Efforts should be directed at medical education on HICPAC guidelines and institutional policies for strict vancomycin use in order to control the emergence of resistant bacteria, as well as to reduce patient morbidity and mortality and healthcare costs (1,9). In the presence of a VRE outbreak, recommendations include testing enterococcal isolates for vancomycin resistance, fecal screening to detect patients colonized with VRE and intensifying control programs and staff education (20). Reports on measures for the control of vancomycin use in a tertiary-care hospital, including lectures to medical staff, dissemination of HICPAC guidelines and computer-based automatic stop vancomycin order after 72 h and electronic alerts, have shown a 22% reduction in vancomycin prescriptions, but most prescriptions were still inappropriate according to HICPAC guidelines (21). After the interventions, we showed a 75% reduction in vancomycin use in our unit.

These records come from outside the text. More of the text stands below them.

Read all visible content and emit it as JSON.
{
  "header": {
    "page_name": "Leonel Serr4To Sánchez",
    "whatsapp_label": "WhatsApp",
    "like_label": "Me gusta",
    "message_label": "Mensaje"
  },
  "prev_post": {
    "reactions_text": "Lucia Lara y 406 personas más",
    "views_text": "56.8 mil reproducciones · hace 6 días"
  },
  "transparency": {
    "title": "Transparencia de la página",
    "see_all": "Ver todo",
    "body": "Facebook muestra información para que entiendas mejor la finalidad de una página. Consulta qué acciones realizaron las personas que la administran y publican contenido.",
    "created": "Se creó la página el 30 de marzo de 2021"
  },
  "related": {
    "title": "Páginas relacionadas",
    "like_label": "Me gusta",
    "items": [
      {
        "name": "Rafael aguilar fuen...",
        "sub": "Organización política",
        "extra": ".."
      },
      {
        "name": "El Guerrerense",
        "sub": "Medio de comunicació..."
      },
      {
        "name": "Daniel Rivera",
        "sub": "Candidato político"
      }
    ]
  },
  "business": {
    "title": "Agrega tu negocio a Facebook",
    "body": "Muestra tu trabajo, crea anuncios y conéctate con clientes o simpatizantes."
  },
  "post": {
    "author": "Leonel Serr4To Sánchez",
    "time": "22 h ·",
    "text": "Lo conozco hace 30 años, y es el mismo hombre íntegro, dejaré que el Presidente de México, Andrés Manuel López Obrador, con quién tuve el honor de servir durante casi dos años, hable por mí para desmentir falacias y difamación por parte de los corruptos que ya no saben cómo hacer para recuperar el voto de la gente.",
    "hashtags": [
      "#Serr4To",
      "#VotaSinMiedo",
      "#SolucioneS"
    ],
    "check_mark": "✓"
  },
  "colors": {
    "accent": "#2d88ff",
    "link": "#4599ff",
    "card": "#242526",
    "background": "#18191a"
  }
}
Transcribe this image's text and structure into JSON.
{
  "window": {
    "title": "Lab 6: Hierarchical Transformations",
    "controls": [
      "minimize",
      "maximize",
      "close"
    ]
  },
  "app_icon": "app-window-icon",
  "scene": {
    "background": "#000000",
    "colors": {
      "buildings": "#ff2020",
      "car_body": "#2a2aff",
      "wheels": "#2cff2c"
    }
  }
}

Several other reports have been published on successful efforts to control outbreaks of VRE in many settings, including general wards, hematology units, and general, neurosurgical and neonatal intensive care units (16,19,22-27). These interventions included creation of VRE control teams, cohorting of VRE carriers, active surveillance cultures for VRE, environmental cultures and cleaning, reinforcement of hand hygiene, and antibiotic control policies and education for the entire hospital staff (15,19,22,24,25,27). One report of lack of effectiveness of such interventions in VRE control has associated it to the emergence of the ST203 E. faecium clone with the acquired vanB locus (26).

The present report has some limitations. First, we did not evaluate the effects of interventions on morbidity or costs of hospitalization. Second, in addition to close monitoring of vancomycin use, rates of compliance with VRE isolation precautions and hand washing were not actively and systematically assessed.

In conclusion, we showed that a bundle intervention aiming at the strict control of vancomycin use and full compliance with the HICPAC guidelines, along with contact precautions and hand-hygiene promotion can be effective in reducing vancomycin use and the emergence and spread of vancomycin-resistant bacteria in a tertiary-care PICU.